Flooding was by far the most damaging event financially, costing around $150 Billion. Hurricanes and Storm Surge/Tide were also particularly costly, coming in at around $75 Billion and $50 Billion respectively. Working to reduce the damages caused by these three events (especially floods) should be focus.
We compute the number of fatalities for each event type and filter on the top 20.
fatalities <- tapply(stormdata$FATALITIES, stormdata$EVTYPE, sum)
fatalitiesdf <- data.frame(Event = names(fatalities), Fatalities = as.numeric(fatalities), stringsAsFactors = TRUE) %>%
arrange(desc(fatalities)) %>%
head(20)
Note that the top 20 events account for over 94% of all fatalities; this justifies only focusing on the top 20 events.
sum(fatalitiesdf$Fatalities)/sum(stormdata$FATALITIES)
## [1] 0.9421667
We now plot the top 20 events by fatalities.
fatalitiesdf$Event <- factor(fatalitiesdf$Event, levels = fatalitiesdf$Event)

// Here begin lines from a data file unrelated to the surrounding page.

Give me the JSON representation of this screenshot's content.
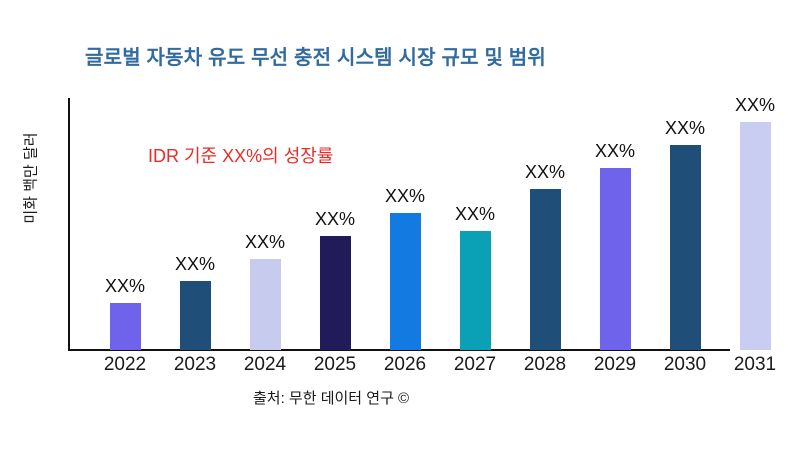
{
  "title": {
    "text": "글로벌 자동차 유도 무선 충전 시스템 시장 규모 및 범위",
    "color": "#326B9E"
  },
  "annotation": {
    "text": "IDR 기준 XX%의 성장률",
    "color": "#EC2B25"
  },
  "y_axis_label": "미화 백만 달러",
  "footer": "출처: 무한 데이터 연구 ©",
  "chart_data": {
    "type": "bar",
    "title": "글로벌 자동차 유도 무선 충전 시스템 시장 규모 및 범위",
    "xlabel": "",
    "ylabel": "미화 백만 달러",
    "categories": [
      "2022",
      "2023",
      "2024",
      "2025",
      "2026",
      "2027",
      "2028",
      "2029",
      "2030",
      "2031"
    ],
    "value_labels": [
      "XX%",
      "XX%",
      "XX%",
      "XX%",
      "XX%",
      "XX%",
      "XX%",
      "XX%",
      "XX%",
      "XX%"
    ],
    "values": [
      47,
      69,
      91,
      114,
      137,
      119,
      161,
      182,
      205,
      228
    ],
    "values_note": "estimated relative bar heights (numeric y-axis not shown; data labels masked as XX%)",
    "bar_colors": [
      "#6F63EB",
      "#1F4E79",
      "#C7CBEE",
      "#211B59",
      "#137AE2",
      "#0AA0B5",
      "#1F4E79",
      "#6F63EB",
      "#1F4E79",
      "#C9CDF1"
    ],
    "grid": false,
    "legend": false,
    "axis_color": "#111111"
  }
}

ggplot(fatalitiesdf, aes(x = Fatalities, y = Event)) +
geom_bar(stat = "identity", fill = "red") +
geom_text(aes(label = Fatalities), hjust = -0.1, colour = "black") +
xlim(0, 2200) +
labs(title = "US Severe Weather Fatalities 1996 - 2011")
Excessive Heat and Tornadoes were the most fatal events, with over 3300 deaths attributable to them. Flash Floods were also deadly with 889 deaths.

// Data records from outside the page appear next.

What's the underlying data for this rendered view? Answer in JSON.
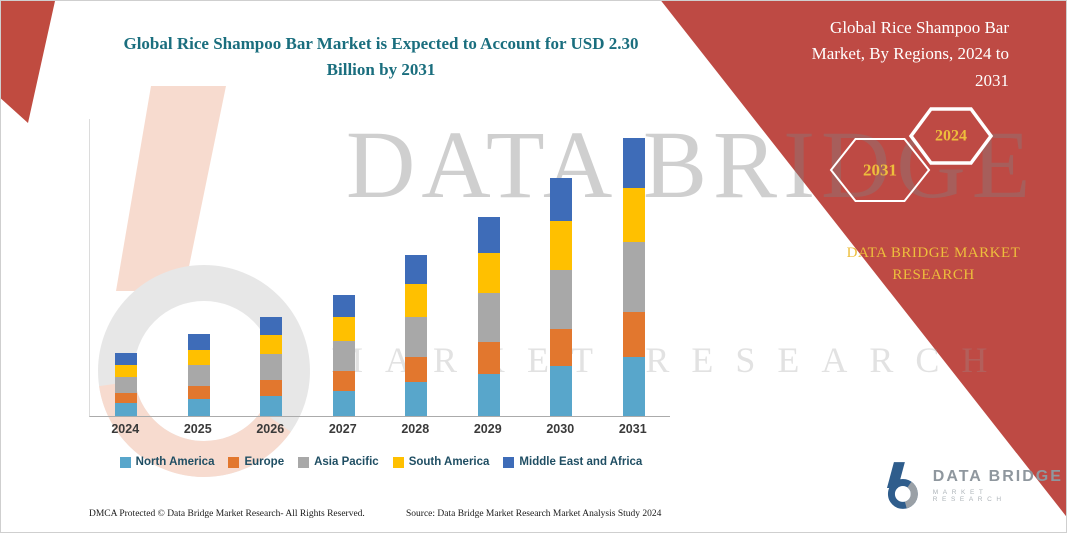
{
  "title": {
    "text": "Global Rice Shampoo Bar Market is Expected to Account for USD 2.30 Billion by 2031",
    "color": "#1A6E7E"
  },
  "watermarks": {
    "primary": "DATA BRIDGE",
    "secondary": "MARKET RESEARCH"
  },
  "side_panel": {
    "color": "#BE4A44",
    "heading": "Global Rice Shampoo Bar Market, By Regions, 2024 to 2031",
    "hexagon_back_label": "2031",
    "hexagon_front_label": "2024",
    "hexagon_label_color": "#EDBE3C",
    "brand_text": "DATA BRIDGE MARKET RESEARCH",
    "brand_color": "#EDBE3C"
  },
  "branding": {
    "logo_text": "DATA BRIDGE",
    "logo_tagline": "MARKET RESEARCH"
  },
  "footer": {
    "dmca": "DMCA Protected © Data Bridge Market Research-  All Rights Reserved.",
    "source": "Source: Data Bridge Market Research  Market Analysis Study 2024"
  },
  "chart_data": {
    "type": "bar",
    "stacked": true,
    "title": "Global Rice Shampoo Bar Market is Expected to Account for USD 2.30 Billion by 2031",
    "unit": "USD Billion",
    "values_estimated_from_bar_heights": true,
    "categories": [
      "2024",
      "2025",
      "2026",
      "2027",
      "2028",
      "2029",
      "2030",
      "2031"
    ],
    "series": [
      {
        "name": "North America",
        "color": "#58A6CB",
        "values": [
          0.11,
          0.14,
          0.17,
          0.21,
          0.28,
          0.35,
          0.41,
          0.49
        ]
      },
      {
        "name": "Europe",
        "color": "#E2772E",
        "values": [
          0.08,
          0.11,
          0.13,
          0.16,
          0.21,
          0.26,
          0.31,
          0.37
        ]
      },
      {
        "name": "Asia Pacific",
        "color": "#A8A8A8",
        "values": [
          0.13,
          0.17,
          0.21,
          0.25,
          0.33,
          0.41,
          0.49,
          0.58
        ]
      },
      {
        "name": "South America",
        "color": "#FFC000",
        "values": [
          0.1,
          0.13,
          0.16,
          0.2,
          0.27,
          0.33,
          0.4,
          0.45
        ]
      },
      {
        "name": "Middle East and Africa",
        "color": "#3E6CB8",
        "values": [
          0.1,
          0.13,
          0.15,
          0.18,
          0.24,
          0.3,
          0.36,
          0.41
        ]
      }
    ],
    "totals": [
      0.52,
      0.68,
      0.82,
      1.0,
      1.33,
      1.65,
      1.97,
      2.3
    ],
    "ylim": [
      0,
      2.5
    ],
    "grid": false,
    "legend_position": "bottom",
    "y_axis_labels_visible": false
  }
}
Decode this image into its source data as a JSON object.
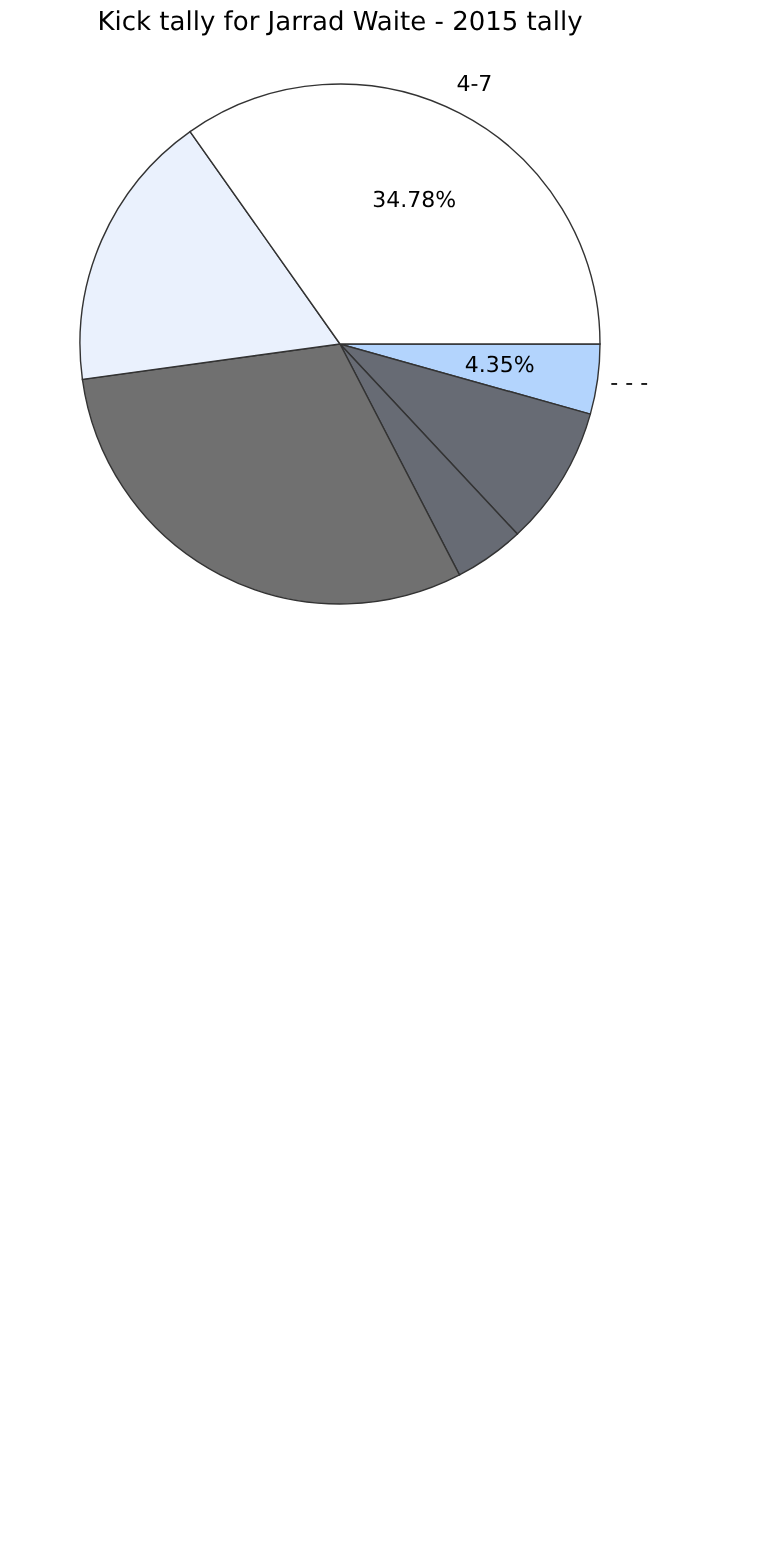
{
  "chart_data": {
    "type": "pie",
    "title": "Kick tally for Jarrad Waite - 2015 tally",
    "categories": [
      "- - -",
      null,
      null,
      null,
      null,
      "4-7"
    ],
    "values": [
      4.35,
      8.7,
      4.35,
      30.43,
      17.39,
      34.78
    ],
    "colors": [
      "#b3d4fd",
      "#676b74",
      "#676b74",
      "#707070",
      "#eaf1fd",
      "#ffffff"
    ],
    "value_labels": [
      "4.35%",
      null,
      null,
      null,
      null,
      "34.78%"
    ],
    "legend": false
  }
}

We next compute the number of injuries for each event type and filter on the top 20.
injuries <- tapply(stormdata$INJURIES, stormdata$EVTYPE, sum)
injuriesdf <- data.frame(Event = names(injuries), Injuries = as.numeric(injuries), stringsAsFactors = TRUE) %>%
arrange(desc(injuries)) %>%
head(20)
Note that the top 20 events account for over 97% of all injuries; this justifies only focusing on the top 20 events.

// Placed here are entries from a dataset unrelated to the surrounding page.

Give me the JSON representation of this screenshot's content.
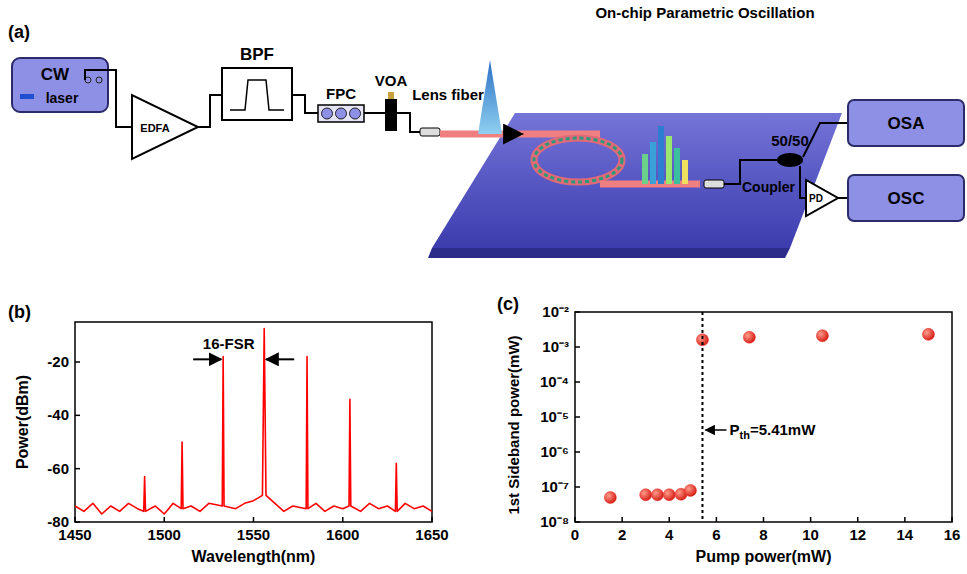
{
  "diagram": {
    "label": "(a)",
    "title": "On-chip Parametric Oscillation",
    "nodes": [
      {
        "label": "CW",
        "sublabel": "laser"
      },
      {
        "label": "EDFA"
      },
      {
        "label": "BPF"
      },
      {
        "label": "FPC"
      },
      {
        "label": "VOA"
      },
      {
        "label": "Lens fiber"
      },
      {
        "label": "50/50",
        "sublabel": "Coupler"
      },
      {
        "label": "PD"
      },
      {
        "label": "OSA"
      },
      {
        "label": "OSC"
      }
    ]
  },
  "chart_data": [
    {
      "type": "line",
      "panel": "(b)",
      "x_label": "Wavelength(nm)",
      "y_label": "Power(dBm)",
      "xlim": [
        1450,
        1650
      ],
      "ylim": [
        -80,
        -5
      ],
      "xticks": [
        1450,
        1500,
        1550,
        1600,
        1650
      ],
      "yticks": [
        -80,
        -60,
        -40,
        -20
      ],
      "grid": false,
      "x": [
        1450,
        1455,
        1460,
        1465,
        1470,
        1475,
        1480,
        1485,
        1488.5,
        1489,
        1489.5,
        1495,
        1500,
        1505,
        1509.5,
        1510,
        1510.5,
        1515,
        1520,
        1525,
        1532.5,
        1533,
        1533.5,
        1540,
        1545,
        1550,
        1555,
        1556,
        1557,
        1562,
        1567,
        1572,
        1579.5,
        1580,
        1580.5,
        1585,
        1590,
        1595,
        1600,
        1603.5,
        1604,
        1604.5,
        1610,
        1615,
        1620,
        1625,
        1629.5,
        1630,
        1630.5,
        1635,
        1640,
        1645,
        1650
      ],
      "series": [
        {
          "color": "#ff0000",
          "values": [
            -74,
            -76,
            -73,
            -77,
            -74,
            -76,
            -73,
            -75,
            -76,
            -63,
            -76,
            -74,
            -77,
            -73,
            -75,
            -50,
            -75,
            -74,
            -76,
            -73,
            -74,
            -18,
            -74,
            -75,
            -73,
            -72,
            -70,
            -7.5,
            -70,
            -73,
            -76,
            -74,
            -75,
            -18,
            -75,
            -73,
            -76,
            -74,
            -75,
            -74,
            -34,
            -74,
            -76,
            -73,
            -75,
            -74,
            -76,
            -58,
            -76,
            -73,
            -75,
            -74,
            -76
          ]
        }
      ],
      "annotations": [
        {
          "text": "16-FSR",
          "x": [
            1533,
            1556
          ],
          "y": -19
        }
      ]
    },
    {
      "type": "scatter",
      "panel": "(c)",
      "x_label": "Pump power(mW)",
      "y_label": "1st Sideband power(mW)",
      "log": "y",
      "xlim": [
        0,
        16
      ],
      "ylim": [
        1e-08,
        0.01
      ],
      "xticks": [
        0,
        2,
        4,
        6,
        8,
        10,
        12,
        14,
        16
      ],
      "yticks": [
        {
          "value": 1e-08,
          "label": "10⁻⁸"
        },
        {
          "value": 1e-07,
          "label": "10⁻⁷"
        },
        {
          "value": 1e-06,
          "label": "10⁻⁶"
        },
        {
          "value": 1e-05,
          "label": "10⁻⁵"
        },
        {
          "value": 0.0001,
          "label": "10⁻⁴"
        },
        {
          "value": 0.001,
          "label": "10⁻³"
        },
        {
          "value": 0.01,
          "label": "10⁻²"
        }
      ],
      "grid": false,
      "x": [
        1.5,
        3.0,
        3.5,
        4.0,
        4.5,
        4.9,
        5.41,
        7.4,
        10.5,
        15.0
      ],
      "series": [
        {
          "color": "#e8221c",
          "marker": "circle",
          "values": [
            5e-08,
            6e-08,
            6e-08,
            6e-08,
            6.2e-08,
            8e-08,
            0.0016,
            0.0019,
            0.0021,
            0.0023
          ]
        }
      ],
      "annotations": [
        {
          "text": "P",
          "subscript": "th",
          "suffix": "=5.41mW",
          "x": 5.41
        }
      ]
    }
  ]
}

sum(injuriesdf$Injuries)/sum(stormdata$INJURIES)
## [1] 0.9740233
We now plot the top 20 events by injuries.
injuriesdf$Event <- factor(injuriesdf$Event, levels = injuriesdf$Event)
ggplot(injuriesdf, aes(x = Injuries, y = Event)) +
geom_bar(stat = "identity", fill = "red") +
geom_text(aes(label = Injuries), hjust = -0.1, colour = "black") +
xlim(0, 25000) +
labs(title = "US Severe Weather Injuries 1996 - 2011") +
theme_bw()
Tornadoes were by far the most dangerous event with respect to injuries with over 20,000 injuries caused by them. Excessive Heat and Flooding were also dangerous with a combined 14,191 injuries attributable to the two events.
Overall, Tornadoes and Excessive Heat lead to many injuries and fatalities; as such the focus of any efforts to reduce the impact on public health of severe weather events should begin with these two events. Flooding (or Flash Flooding) was also dangerous and it should be a focus of efforts to reduce injuries and fatalities.